Изменить размер шрифта - +

— Мне скучно с вами, — сообщил он. — Дай телефончик, Витюша, и я тут же исчезну!

Виктор понял, что иначе от него не избавиться. Он достал записную книжку и начал медленно, задумчиво ее листать. Венька и Тата наблюдали за ним.

— Только хорошенькую! — вновь умоляюще заканючил Венька. — Не рыжую! Не слишком длинную! И не худую!

— Смотри-ка ты, он еще предъявляет претензии! — восхитился Виктор. — Заткнись, неудачник! А впрочем, выкладывай, какие размеры груди и бедер тебя удовлетворят. Если знаешь!

Венька умолк и всерьез призадумался, соображая.

— Не ссорьтесь, мальчики! — попросила Тата. — Вы так мило смотритесь рядом…

— Бери ручку, бабник! — приказал Виктор. — И пиши! Грамоте еще разумеешь? Зовут — Наташа, телефончик следующий… Бедра — девяносто шесть, ножка — тридцать восьмая, рост — метр шестьдесят девять, грудь — третий номер. Вообще, не помню, черт ее знает, может, и четвертый… Давно не видел. Раньше была не рыжая.

— А что сказать? — трепетно заглядывая в глаза Виктору, спросил, прикидываясь полным идиотом, Венька.

В жизни его больше всего устраивала эта роль. Но Туманов частенько переигрывал.

— Правду, Венечка, — нежно посоветовал Виктор. — Одну чистую правду, и ничего больше. Скажешь, что окончательно завязал со сном, узрев ее в кино или на именинах у тети. Что истомился, исстрадался и скоро сойдешь с ума без ее белых ручонок. И что если она немедленно с тобой не увидится, отравишься яблочным компотом семилетней давности из ближайшего коммерческого ларька. Тогда она поймет, что дело серьезное и шутить не стоит. А теперь дуй отсюда, юбочник!

— Нет! — твердо, с металлическими интонациями заявил совершенно обнаглевший и избалованный Венька. — Я позвоню ей от тебя и, когда окончательно улажу свою несчастную судьбу, удалюсь к возлюбленной!

Туманов нахально прихватил с пола телефон и поволок его в соседнюю комнату. Дверь за собой он закрыл плотно, с сожалением отметив, что замка нет и запереться невозможно.

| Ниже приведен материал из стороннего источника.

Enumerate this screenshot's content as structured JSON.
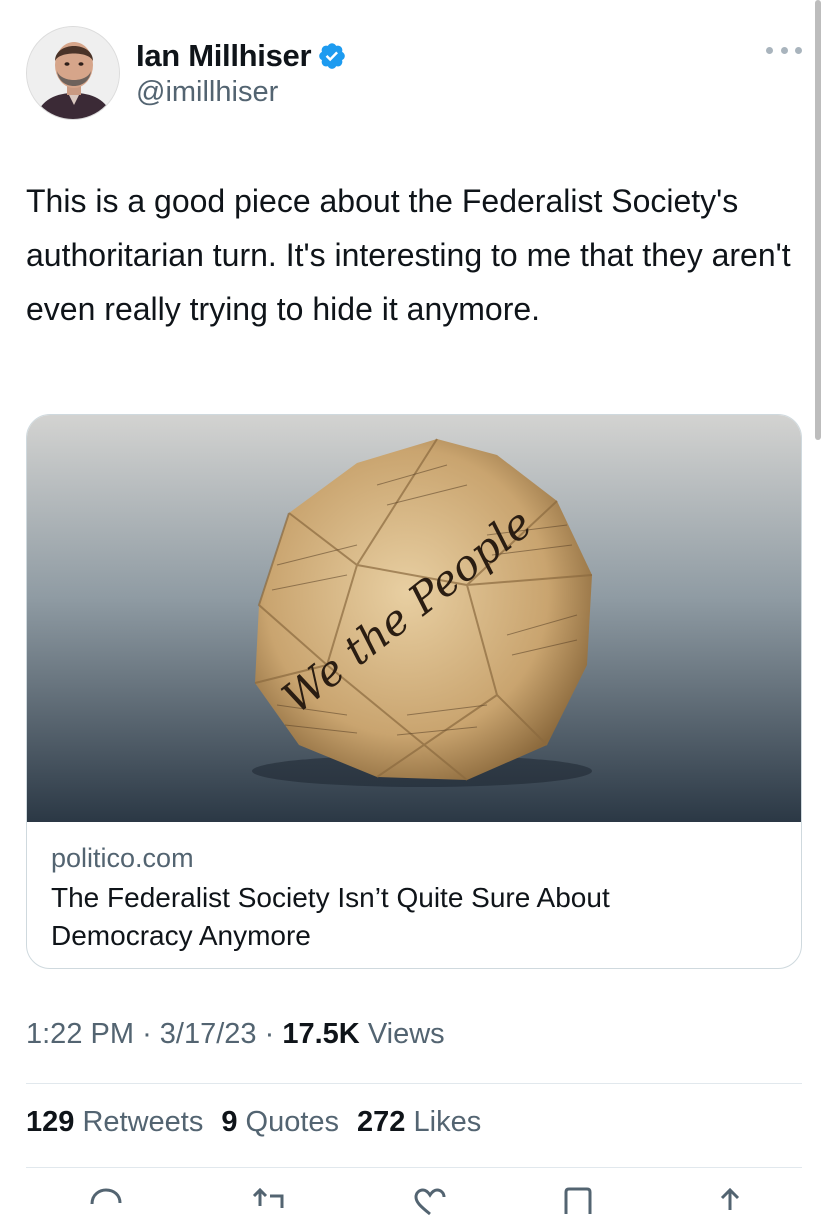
{
  "user": {
    "display_name": "Ian Millhiser",
    "handle": "@imillhiser",
    "verified_icon": "verified-badge-icon",
    "avatar": "profile-photo"
  },
  "tweet": {
    "text": "This is a good piece about the Federalist Society's authoritarian turn. It's interesting to me that they aren't even really trying to hide it anymore."
  },
  "card": {
    "image": "crumpled-constitution-paper",
    "image_text": "We the People",
    "domain": "politico.com",
    "title": "The Federalist Society Isn’t Quite Sure About Democracy Anymore"
  },
  "meta": {
    "time": "1:22 PM",
    "separator": "·",
    "date": "3/17/23",
    "views_count": "17.5K",
    "views_label": "Views"
  },
  "stats": {
    "retweets_count": "129",
    "retweets_label": "Retweets",
    "quotes_count": "9",
    "quotes_label": "Quotes",
    "likes_count": "272",
    "likes_label": "Likes"
  },
  "actions": [
    "reply-icon",
    "retweet-icon",
    "like-icon",
    "bookmark-icon",
    "share-icon"
  ],
  "colors": {
    "verified": "#1d9bf0",
    "secondary_text": "#536471",
    "primary_text": "#0f1419",
    "border": "#cfd9de"
  }
}
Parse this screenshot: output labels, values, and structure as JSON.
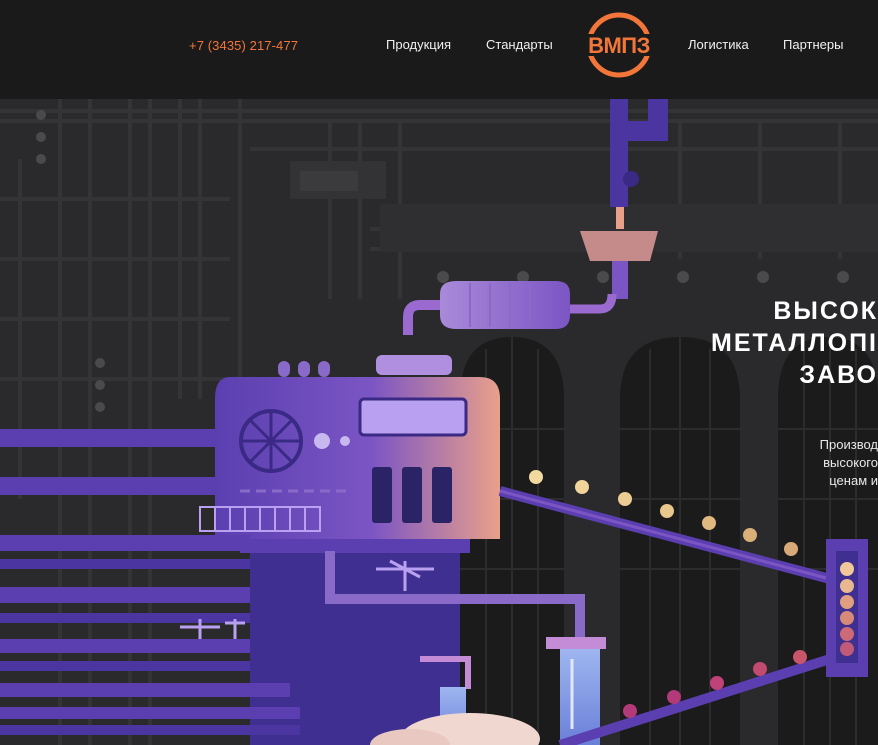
{
  "header": {
    "phone": "+7 (3435) 217-477",
    "nav_left": [
      "Продукция",
      "Стандарты"
    ],
    "logo_text": "ВМПЗ",
    "nav_right": [
      "Логистика",
      "Партнеры"
    ]
  },
  "hero": {
    "title_lines": [
      "ВЫСОК",
      "МЕТАЛЛОПІ",
      "ЗАВО"
    ],
    "subtitle_lines": [
      "Производ",
      "высокого",
      "ценам и"
    ]
  },
  "colors": {
    "accent": "#f2763a",
    "header_bg": "#1a1a1a",
    "hero_bg": "#2a2a2c",
    "machine_purple": "#5b3fb0",
    "machine_light": "#c48bd6"
  }
}
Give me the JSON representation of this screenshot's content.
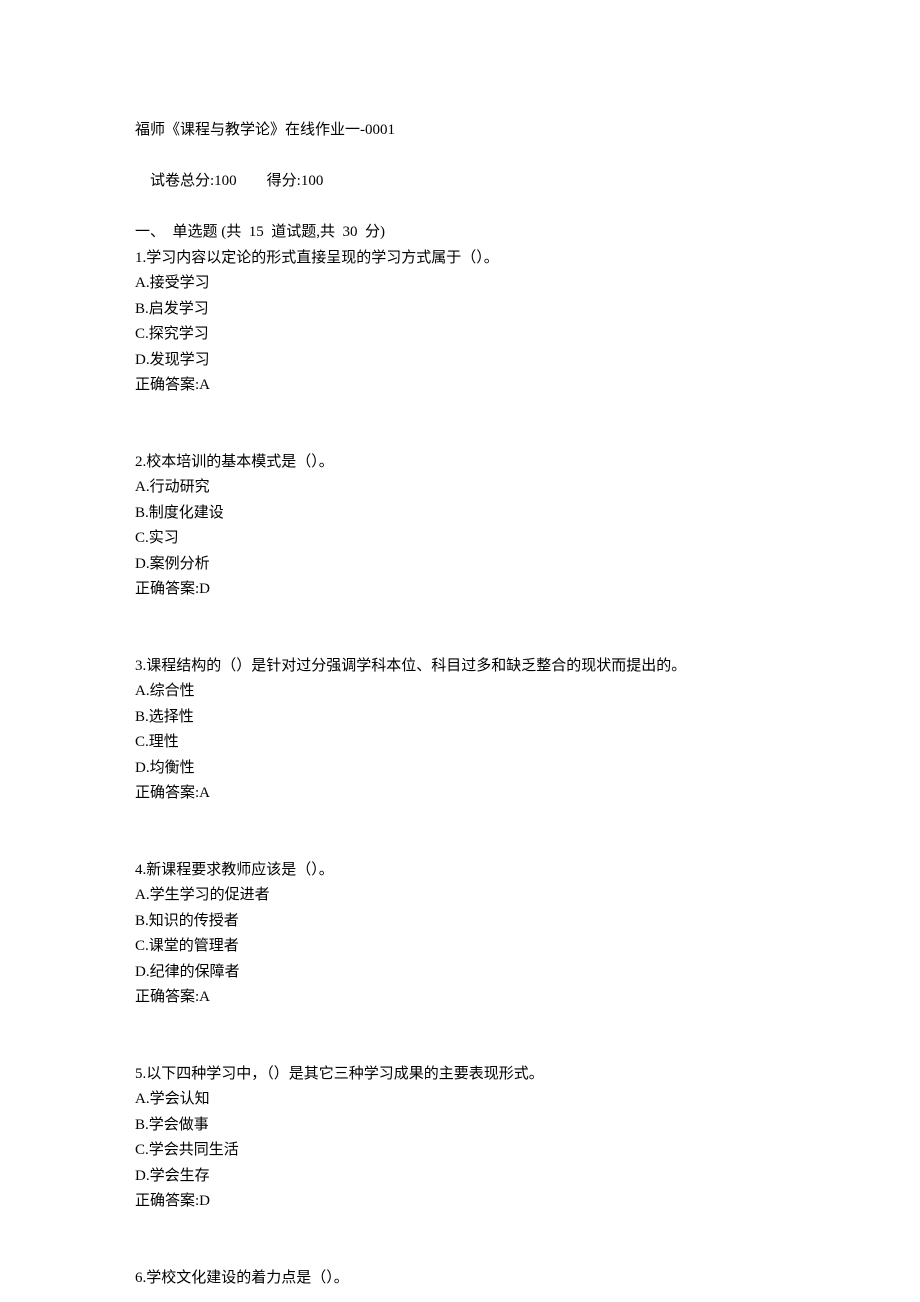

Виктор сердито сел на диван и взглянул на спокойную Тату. "Осточертело! — с горечью подумал он. — Осточертело все, Татка! По фигу наши бесконечные хахоньки и смешки! Ни разу не поговорили серьезно! Не умеем, что ли? Или не хотим? Почему мы все готовы осмеять и превратить в шикарный фарс? На хрен сдалась эта дурацкая манера вечно острить и иронизировать! Впечатляет во всех отношениях. А на деле юмор и ирония — полнейший примитив, которым все давно овладели. Начитались, нахватались, наслушались… КаВеэНы, джентльмены… Не Бог весть какая наука! Переняли чужой опыт — с ним жить легче. Ох, не мне бы рассуждать! У самого рыло в пуху!"

Крашенинников вздохнул.

— Ты будешь пить со мной, Татка?

— Девушка непьющая, негулящая, зато курящая, — отозвалась она. — Нельзя же быть совсем без достоинств.

И эта туда же!

— Ах да, совсем забыл! — сказал Виктор. — Ну и память у меня стала! Но все-таки странно, что ты не научилась пить, проведя в нашей компании свои лучшие годы! Венька уйдет, а ты останься!

Тата кивнула. Спешить ей особо было некуда: дома никто не ждал, в холодильнике, как всегда, пусто, работать в такую жару не хватало сил. Они долго молча курили, пытаясь понять, о чем договаривается Туманов с не рыжей Наташей.

— Кто она? — спросила Тата.

— Без понятия! — отмахнулся Виктор. — Не все ли равно? Шлялась какая-то сюда непрерывно, потом вдруг исчезла… И слава Богу! Вроде бы студентка… Ну да, кажется, иностранный язык изучала.